A Genève, deux nouvelles enseignes lumineuses viennent enrichir le projet d'art public Neon Parallax sur les toitures d'immeubles autour de la plaine de Plainpalais. "Il y a un trou dans le réel", annonce l'une, tandis que l'autre représente du linge séchant sur une corde.

Surplombant une résidence estudiantine à la place du Cirque, l'oeuvre "il y a un trou dans le réel", de l'artiste espagnole Dora García, fait référence au passage de Jacques Lacan à Genève en 1975. Elle renvoie au concept psychanalytique de sinthome, qui envisage l'inscription de chacun dans un ensemble unique et singulier, selon les fonds d'art contemporain de la Ville et du canton de Genève.

La seconde oeuvre inaugurée jeudi soir en présence des magistrats de tutelle des deux fonds d'art contemporain a été réalisée par le duo d'artistes RM - Bianco Benenti Oriol et Marco Pezzotta.
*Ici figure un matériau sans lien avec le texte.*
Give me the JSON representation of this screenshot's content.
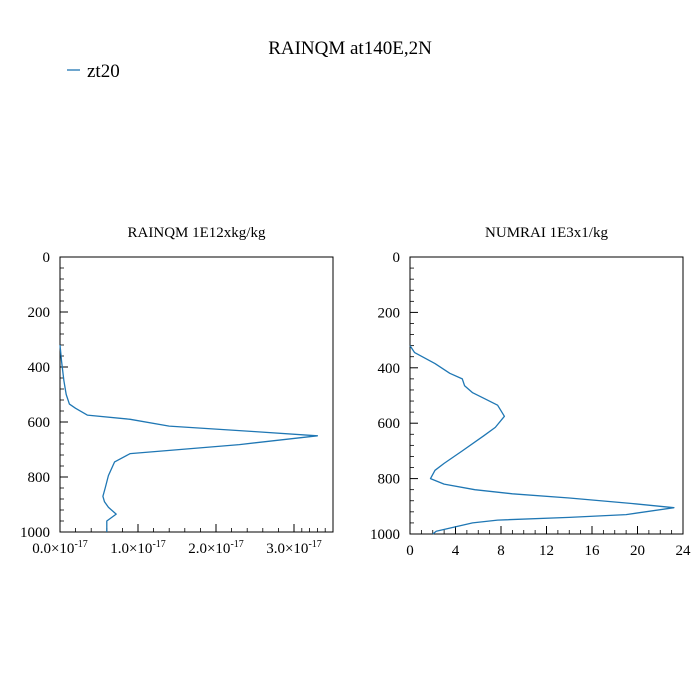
{
  "figure": {
    "title": "RAINQM at140E,2N",
    "legend": {
      "label": "zt20",
      "color": "#1f77b4",
      "placement": "top-left"
    }
  },
  "chart_data": [
    {
      "type": "line",
      "title": "RAINQM  1E12xkg/kg",
      "xlabel": "",
      "ylabel": "",
      "xlim": [
        0,
        3.5e-17
      ],
      "ylim": [
        1000,
        0
      ],
      "y_inverted": true,
      "grid": false,
      "xticks": [
        {
          "value": 0,
          "mant": "0.0",
          "exp": "-17"
        },
        {
          "value": 1e-17,
          "mant": "1.0",
          "exp": "-17"
        },
        {
          "value": 2e-17,
          "mant": "2.0",
          "exp": "-17"
        },
        {
          "value": 3e-17,
          "mant": "3.0",
          "exp": "-17"
        }
      ],
      "yticks": [
        0,
        200,
        400,
        600,
        800,
        1000
      ],
      "series": [
        {
          "name": "zt20",
          "color": "#1f77b4",
          "points": [
            [
              0,
              320
            ],
            [
              2e-19,
              380
            ],
            [
              5e-19,
              450
            ],
            [
              8e-19,
              500
            ],
            [
              1.2e-18,
              535
            ],
            [
              2e-18,
              550
            ],
            [
              3.5e-18,
              575
            ],
            [
              9e-18,
              590
            ],
            [
              1.4e-17,
              615
            ],
            [
              2.5e-17,
              635
            ],
            [
              3.3e-17,
              650
            ],
            [
              2.3e-17,
              682
            ],
            [
              9e-18,
              715
            ],
            [
              7e-18,
              745
            ],
            [
              6.2e-18,
              795
            ],
            [
              5.8e-18,
              840
            ],
            [
              5.5e-18,
              870
            ],
            [
              5.7e-18,
              890
            ],
            [
              6.2e-18,
              910
            ],
            [
              7.2e-18,
              935
            ],
            [
              6e-18,
              960
            ],
            [
              6e-18,
              985
            ],
            [
              6e-18,
              1000
            ]
          ]
        }
      ]
    },
    {
      "type": "line",
      "title": "NUMRAI  1E3x1/kg",
      "xlabel": "",
      "ylabel": "",
      "xlim": [
        0,
        24
      ],
      "ylim": [
        1000,
        0
      ],
      "y_inverted": true,
      "grid": false,
      "xticks": [
        {
          "value": 0,
          "label": "0"
        },
        {
          "value": 4,
          "label": "4"
        },
        {
          "value": 8,
          "label": "8"
        },
        {
          "value": 12,
          "label": "12"
        },
        {
          "value": 16,
          "label": "16"
        },
        {
          "value": 20,
          "label": "20"
        },
        {
          "value": 24,
          "label": "24"
        }
      ],
      "yticks": [
        0,
        200,
        400,
        600,
        800,
        1000
      ],
      "series": [
        {
          "name": "zt20",
          "color": "#1f77b4",
          "points": [
            [
              0,
              320
            ],
            [
              0.4,
              345
            ],
            [
              2.2,
              385
            ],
            [
              3.5,
              420
            ],
            [
              4.6,
              440
            ],
            [
              4.8,
              465
            ],
            [
              5.5,
              490
            ],
            [
              6.5,
              510
            ],
            [
              7.7,
              535
            ],
            [
              8.3,
              575
            ],
            [
              7.5,
              615
            ],
            [
              6.5,
              645
            ],
            [
              4.6,
              700
            ],
            [
              3.0,
              745
            ],
            [
              2.2,
              770
            ],
            [
              1.8,
              800
            ],
            [
              3.0,
              820
            ],
            [
              5.7,
              840
            ],
            [
              9.0,
              855
            ],
            [
              14.0,
              870
            ],
            [
              19.5,
              890
            ],
            [
              23.2,
              905
            ],
            [
              19.0,
              930
            ],
            [
              14.0,
              940
            ],
            [
              7.7,
              950
            ],
            [
              5.5,
              960
            ],
            [
              2.3,
              990
            ],
            [
              2.0,
              1000
            ]
          ]
        }
      ]
    }
  ]
}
Intitulée "LIGNE-DE-LINGE", elle expose la vie intime et ordinaire des foyers sur la place publique.

Lancé en 2006, le projet Neon Parallax a été pensé comme un contrepoint artistique aux enseignes publicitaires installées sur les quais bordant la rade. Il compte à présent treize installations, dont l'emblématique "DIMANCHE", du Suisse Christian Robert-Tissot. Elles ont toutes été réalisées à la suite d'un concours international.